Designer Quantum Materials Out of Equilibrium

The energy consumption associated with information processing and storage is rapidly becoming unsustainable. The manipulation of magnetism and other collective quantum phenomena in solids using ultrashort pulses of light is a promising route towards implementing non-volatile and low-dissipation storage of information. In this project we address these questions in a class of materials recently discovered. We have demonstrated ultraefficient magnetic switching obtained by ultrafast control of the crystal lattice. In order to reach this goal, we developed bespoke materials engineered at the atomic scale.

For this project we have designed a new class of magnetic materials controlled at the atomic scale, where magnetism is strongly coupled to the exact atomic configuration of the crystal lattice. Such an unstable landscape is produced by design, in order to create a magnetic system susceptible to switching with ultralow dissipation.

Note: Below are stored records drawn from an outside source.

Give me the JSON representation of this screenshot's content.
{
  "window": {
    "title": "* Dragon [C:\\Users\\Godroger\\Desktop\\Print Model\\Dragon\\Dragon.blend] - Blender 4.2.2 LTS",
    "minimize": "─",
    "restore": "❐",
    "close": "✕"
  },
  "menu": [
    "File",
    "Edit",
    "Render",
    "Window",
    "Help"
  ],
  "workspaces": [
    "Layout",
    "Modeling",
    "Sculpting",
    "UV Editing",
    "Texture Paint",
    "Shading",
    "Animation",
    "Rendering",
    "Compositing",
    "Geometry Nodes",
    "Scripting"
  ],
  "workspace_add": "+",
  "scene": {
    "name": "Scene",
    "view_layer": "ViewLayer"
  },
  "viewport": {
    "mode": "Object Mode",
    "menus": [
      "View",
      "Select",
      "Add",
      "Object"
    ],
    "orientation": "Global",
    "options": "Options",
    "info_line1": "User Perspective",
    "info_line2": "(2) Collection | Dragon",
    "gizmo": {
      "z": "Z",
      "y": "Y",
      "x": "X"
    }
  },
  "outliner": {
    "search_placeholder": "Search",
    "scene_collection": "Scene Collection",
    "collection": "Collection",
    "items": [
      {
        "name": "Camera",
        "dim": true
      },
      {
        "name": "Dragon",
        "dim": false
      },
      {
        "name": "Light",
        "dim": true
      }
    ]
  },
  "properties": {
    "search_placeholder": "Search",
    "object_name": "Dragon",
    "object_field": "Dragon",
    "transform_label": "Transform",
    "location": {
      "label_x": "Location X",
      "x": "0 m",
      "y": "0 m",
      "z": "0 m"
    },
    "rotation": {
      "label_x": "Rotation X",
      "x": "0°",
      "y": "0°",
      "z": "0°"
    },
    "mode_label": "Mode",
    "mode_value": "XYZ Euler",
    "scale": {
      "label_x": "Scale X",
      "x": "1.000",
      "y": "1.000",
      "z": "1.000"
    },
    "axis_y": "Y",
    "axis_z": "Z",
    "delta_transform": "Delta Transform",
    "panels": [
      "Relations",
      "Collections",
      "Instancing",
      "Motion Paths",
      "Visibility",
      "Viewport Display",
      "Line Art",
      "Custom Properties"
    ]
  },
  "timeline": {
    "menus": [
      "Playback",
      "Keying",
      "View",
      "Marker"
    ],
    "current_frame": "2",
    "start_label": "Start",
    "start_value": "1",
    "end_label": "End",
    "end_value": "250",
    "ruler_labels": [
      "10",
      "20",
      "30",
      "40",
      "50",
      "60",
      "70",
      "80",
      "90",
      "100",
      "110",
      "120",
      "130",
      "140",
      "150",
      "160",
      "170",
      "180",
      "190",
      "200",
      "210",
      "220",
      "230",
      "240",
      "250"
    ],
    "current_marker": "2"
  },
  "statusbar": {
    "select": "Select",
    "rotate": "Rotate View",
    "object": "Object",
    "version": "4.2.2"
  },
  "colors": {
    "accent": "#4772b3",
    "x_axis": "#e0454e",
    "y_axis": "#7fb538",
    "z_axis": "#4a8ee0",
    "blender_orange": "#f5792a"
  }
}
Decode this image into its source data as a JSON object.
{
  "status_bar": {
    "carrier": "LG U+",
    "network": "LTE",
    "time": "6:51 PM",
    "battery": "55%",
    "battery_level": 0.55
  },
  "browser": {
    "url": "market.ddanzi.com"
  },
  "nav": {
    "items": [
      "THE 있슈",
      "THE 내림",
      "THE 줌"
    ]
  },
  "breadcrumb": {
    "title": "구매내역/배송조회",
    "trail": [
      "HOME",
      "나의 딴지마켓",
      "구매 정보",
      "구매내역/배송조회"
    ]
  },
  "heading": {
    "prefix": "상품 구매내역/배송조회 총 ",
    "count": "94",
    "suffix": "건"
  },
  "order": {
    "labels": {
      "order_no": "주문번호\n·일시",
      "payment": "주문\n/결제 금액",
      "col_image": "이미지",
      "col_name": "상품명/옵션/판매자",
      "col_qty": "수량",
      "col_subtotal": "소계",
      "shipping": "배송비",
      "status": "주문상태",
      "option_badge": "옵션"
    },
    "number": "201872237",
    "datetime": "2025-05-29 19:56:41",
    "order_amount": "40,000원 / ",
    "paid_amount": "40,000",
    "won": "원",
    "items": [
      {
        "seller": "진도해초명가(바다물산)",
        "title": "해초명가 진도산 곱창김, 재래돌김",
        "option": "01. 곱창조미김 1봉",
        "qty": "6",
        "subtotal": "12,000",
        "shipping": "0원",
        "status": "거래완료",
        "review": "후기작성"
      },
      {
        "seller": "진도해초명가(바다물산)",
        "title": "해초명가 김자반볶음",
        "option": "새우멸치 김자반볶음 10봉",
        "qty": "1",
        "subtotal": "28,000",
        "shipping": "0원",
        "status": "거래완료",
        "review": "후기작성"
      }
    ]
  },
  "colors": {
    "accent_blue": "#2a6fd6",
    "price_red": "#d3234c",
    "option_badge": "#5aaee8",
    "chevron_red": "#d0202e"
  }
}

Our ever-growing demand for data processing calls for new methods to manipulate and control the state of magnetic materials on short timescales. These materials host elementary magnetic moments, called spins, whose arrangement is mainly determined by the arrangement of the atoms in the crystal lattice. Therefore, the most natural route towards control of the magnetic state is to change the crystal configuration. High mechanical pressure is normally required to make a sufficient impact on magnetic properties,. However, applying a mechanical strain is intrinsically a very slow process. In our experiments we have found a solution to this problem. Using light to optically shake a magnet by resonantly stimulating specific atomic vibrations of the lattice, we were able to change its magnetic state.